ETL and ELT use cases
Data management teams use pipelines whenever data needs to move from one location to another. However, it’s the integration of data with centralized repositories — and the analytics this migration supports — that gives pipelines their utility.
Data integration | How ETL works with a data warehouse
ETL works best when moving data between systems with highly structured sources, which is why these pipelines see widespread application in both on-premises and cloud-based data warehouses.
Data integration | How ELT works with data lakes
By contrast, ELT works best when quickly moving large volumes of data of any type. This is why ELT pipelines are such good matches for data lakes. Adoption will only increase as data volume, velocity, and complexity keep growing, along with the demands of machine learning and other advanced analytics projects.
Other data integration roles
Still, you can find use cases when ETL and ELT pipelines switch places.
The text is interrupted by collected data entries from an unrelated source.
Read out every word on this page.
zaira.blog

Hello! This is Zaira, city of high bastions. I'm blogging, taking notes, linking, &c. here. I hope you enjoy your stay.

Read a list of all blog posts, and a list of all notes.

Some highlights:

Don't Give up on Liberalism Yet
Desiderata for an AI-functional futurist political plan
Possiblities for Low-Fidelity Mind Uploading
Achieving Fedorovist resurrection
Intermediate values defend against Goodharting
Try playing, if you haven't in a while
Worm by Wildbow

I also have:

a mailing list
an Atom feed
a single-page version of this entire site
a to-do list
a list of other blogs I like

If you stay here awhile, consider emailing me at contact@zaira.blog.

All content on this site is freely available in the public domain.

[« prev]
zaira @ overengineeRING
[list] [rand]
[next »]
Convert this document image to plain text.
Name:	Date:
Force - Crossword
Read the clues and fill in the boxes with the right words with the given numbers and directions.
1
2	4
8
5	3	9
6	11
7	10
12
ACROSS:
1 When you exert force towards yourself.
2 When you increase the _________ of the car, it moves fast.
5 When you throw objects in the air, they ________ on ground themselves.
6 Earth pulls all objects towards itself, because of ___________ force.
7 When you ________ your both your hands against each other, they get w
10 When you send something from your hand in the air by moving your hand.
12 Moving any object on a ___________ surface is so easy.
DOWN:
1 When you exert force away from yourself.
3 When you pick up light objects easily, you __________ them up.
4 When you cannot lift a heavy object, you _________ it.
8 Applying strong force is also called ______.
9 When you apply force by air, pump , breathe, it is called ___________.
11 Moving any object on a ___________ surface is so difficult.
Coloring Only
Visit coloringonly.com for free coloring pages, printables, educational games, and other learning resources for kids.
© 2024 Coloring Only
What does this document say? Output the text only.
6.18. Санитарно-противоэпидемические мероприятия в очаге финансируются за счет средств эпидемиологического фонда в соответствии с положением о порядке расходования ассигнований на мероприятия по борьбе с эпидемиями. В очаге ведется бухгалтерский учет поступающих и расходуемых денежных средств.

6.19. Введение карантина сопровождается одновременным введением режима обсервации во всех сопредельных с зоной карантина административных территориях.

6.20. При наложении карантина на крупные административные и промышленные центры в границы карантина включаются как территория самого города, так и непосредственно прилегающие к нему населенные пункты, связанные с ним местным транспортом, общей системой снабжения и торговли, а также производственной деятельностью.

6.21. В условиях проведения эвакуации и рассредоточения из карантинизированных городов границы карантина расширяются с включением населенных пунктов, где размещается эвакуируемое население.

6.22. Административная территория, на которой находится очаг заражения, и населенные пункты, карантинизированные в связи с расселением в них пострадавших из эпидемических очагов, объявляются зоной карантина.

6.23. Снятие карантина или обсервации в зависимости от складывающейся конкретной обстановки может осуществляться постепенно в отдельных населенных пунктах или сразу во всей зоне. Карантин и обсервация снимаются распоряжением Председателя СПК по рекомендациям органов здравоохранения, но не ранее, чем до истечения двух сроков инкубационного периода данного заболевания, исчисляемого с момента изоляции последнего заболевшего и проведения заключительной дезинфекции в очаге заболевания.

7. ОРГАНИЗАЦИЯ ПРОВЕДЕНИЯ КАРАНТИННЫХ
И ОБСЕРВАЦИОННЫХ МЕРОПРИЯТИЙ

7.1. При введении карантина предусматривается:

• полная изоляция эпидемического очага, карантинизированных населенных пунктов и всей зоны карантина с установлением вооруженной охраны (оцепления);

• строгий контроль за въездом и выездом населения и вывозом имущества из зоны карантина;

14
For example, an ELT pipeline can populate a data mart from a warehouse since the already-transformed data doesn’t need additional changes before loading. The data mart’s dashboards can apply final transformations.
Traditional data lakes lack the warehouse’s analytics resources, forcing many companies to use lakes as sources for a warehouse layer. ETL pipelines handle the lake-to-warehouse migration.
ETL and ELT made better with Starburst
Starburst’s modern data lake analytics platform simplifies pipeline development — and can eliminate data pipelines entirely. Starburst uses over fifty connectors to create a data virtualization layer that gives users access to any enterprise data source. This single point of access yields many benefits, including:
Compliance, security, and privacy
Starburst’s virtualization combines rich metadata with role-based and attribute-based access controls to enforce granular governance policies that prevent security or privacy breaches.
Data democratization
Even with these controls, Starburst makes enterprise data more accessible to more people in the organization. Data scientists and engineers can write ANSI SQL queries to pull data from multiple sources simultaneously. Additionally, analysis and visualization applications use the same SQL to support less technical data consumers.
Time to insight
Starburst accelerates data exploration and discovery to uncover deeper insights. Self-serve usage models allow people to get the data they need without sending data team requests. All of this compresses project cycles, returning richer results faster, and enabling better data-driven decisions.
In many cases, data engineers can use Starburst in place of their traditional ETL and ELT pipelines. Letting people query data on their own means engineers don’t have to develop new pipelines for every request. Furthermore, they can build products that pull data directly from sources without needing interim extract, transform, or load stages.
Using a modern data lake analytics platform like Starburst pushes data to the heart of an organization’s culture, letting data management teams help drive innovation and better strategic decision-making.